互いに保存食を朝食にしていると、不意にフージュが顔を上げた。
「……どうした?」
魔物かと緊張して聞くと、フージュが答えてくれた。
「……急に、ノワの魔力が強くなったんです。今なら場所、分かるかも」
そう言って、目を閉じ意識を集中させる様子を見せた。邪魔にならないよう、息を潜めてそれを見守る。
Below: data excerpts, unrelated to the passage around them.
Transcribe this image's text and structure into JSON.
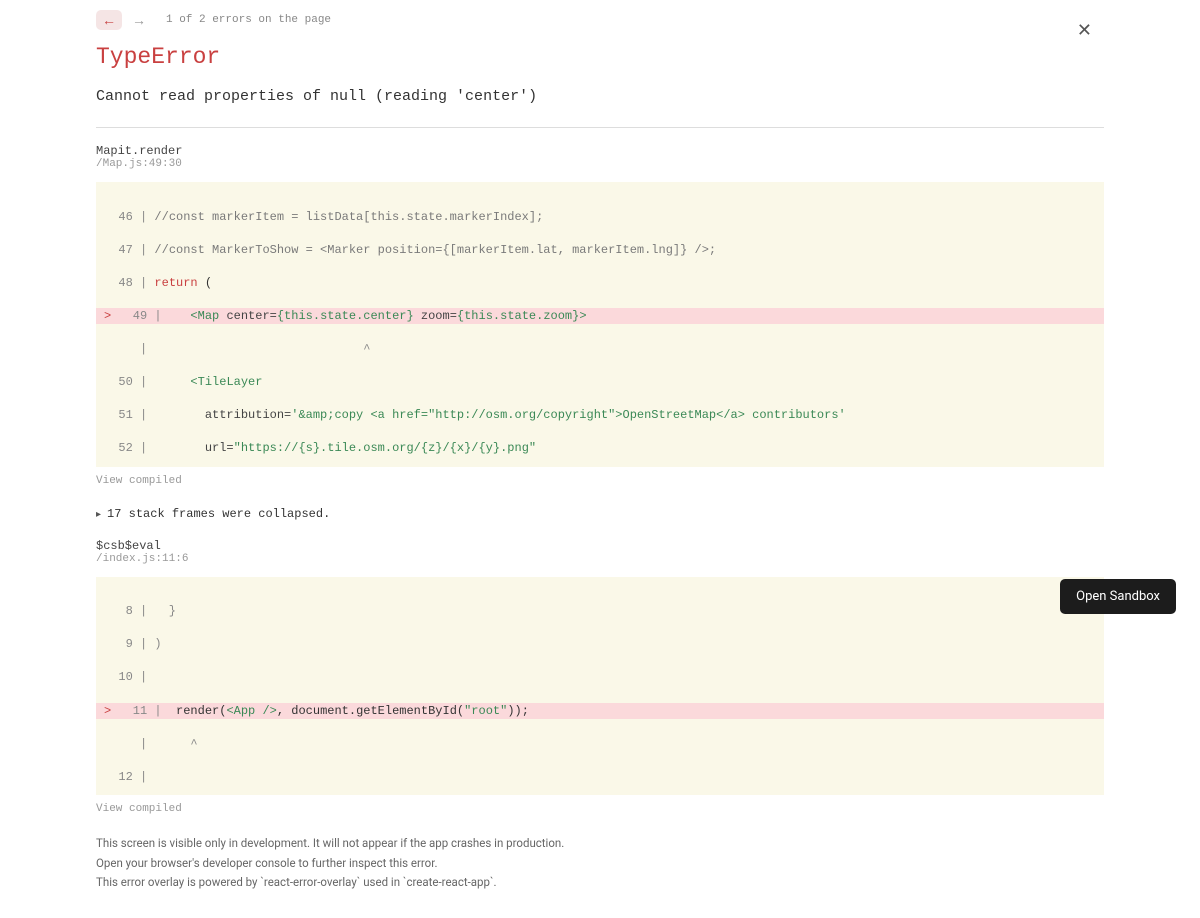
{
  "nav": {
    "counter": "1 of 2 errors on the page"
  },
  "error": {
    "type": "TypeError",
    "message": "Cannot read properties of null (reading 'center')"
  },
  "frame1": {
    "fn": "Mapit.render",
    "loc": "/Map.js:49:30",
    "l46g": "  46 | ",
    "l46c": "//const markerItem = listData[this.state.markerIndex];",
    "l47g": "  47 | ",
    "l47c": "//const MarkerToShow = <Marker position={[markerItem.lat, markerItem.lng]} />;",
    "l48g": "  48 | ",
    "l48k": "return",
    "l48r": " (",
    "l49g": "  49 | ",
    "l49caret": "> ",
    "l49a": "   <",
    "l49t1": "Map",
    "l49b": " center=",
    "l49v1": "{this.state.center}",
    "l49c": " zoom=",
    "l49v2": "{this.state.zoom}",
    "l49d": ">",
    "lptr": "     |                              ^",
    "l50g": "  50 | ",
    "l50a": "     <",
    "l50t": "TileLayer",
    "l51g": "  51 | ",
    "l51a": "       attribution=",
    "l51v": "'&amp;copy <a href=\"http://osm.org/copyright\">OpenStreetMap</a> contributors'",
    "l52g": "  52 | ",
    "l52a": "       url=",
    "l52v": "\"https://{s}.tile.osm.org/{z}/{x}/{y}.png\"",
    "viewCompiled": "View compiled"
  },
  "collapsed": "17 stack frames were collapsed.",
  "frame2": {
    "fn": "$csb$eval",
    "loc": "/index.js:11:6",
    "l8": "   8 |   }",
    "l9": "   9 | )",
    "l10": "  10 | ",
    "l11g": "  11 | ",
    "l11caret": "> ",
    "l11a": " render(",
    "l11t": "<App />",
    "l11b": ", document.getElementById(",
    "l11v": "\"root\"",
    "l11c": "));",
    "lptr": "     |      ^",
    "l12": "  12 | ",
    "viewCompiled": "View compiled"
  },
  "footer": {
    "l1": "This screen is visible only in development. It will not appear if the app crashes in production.",
    "l2": "Open your browser's developer console to further inspect this error.",
    "l3": "This error overlay is powered by `react-error-overlay` used in `create-react-app`."
  },
  "sandbox": "Open Sandbox"
}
5秒ほどして、フージュは目を開けた。ある1点を指差す。
「……あそこにいる」
指差した先は、巨大な屋敷だった。
「あれ多分、中心的な場所ですよね?」
「ああ。長が住む場所だと思う」
どうしてその人がそんな所にいるのかは、謎だけれど。
「……ノワ、何があったんだろう……そんなとこで、大人しくしているような柄じゃないのに。捕まってる、のかな……」
不安げなフージュには悪いけれど、1つ思い付いたことがあった。
「ねえフージュ、悪いんだけど、妹がどこにいるかとか、探れない?」
フージュは不安そうな顔のまま、首を横に振った。
「会った事のある人の魔力じゃないと、わかんない。餌、かな? 人の気配は少なくないから、見分けがつかないです」
「そうか……」
少なからず、落胆した。助け出す効率が上がるかと思ったのだ。
「まあ、悪いけど、もう少し待ってくれ。今彼に会いに行かれると、妹を助けるのが難しくなる」
「……はい。大丈夫です、依頼ですから」
フージュが頷いた。気持ちは納得できないけど、仕方がない……、そんな表情だった。
僕達はそのまま、集落の様子を外から探りつつ、進入する方法やタイミングを話し合った。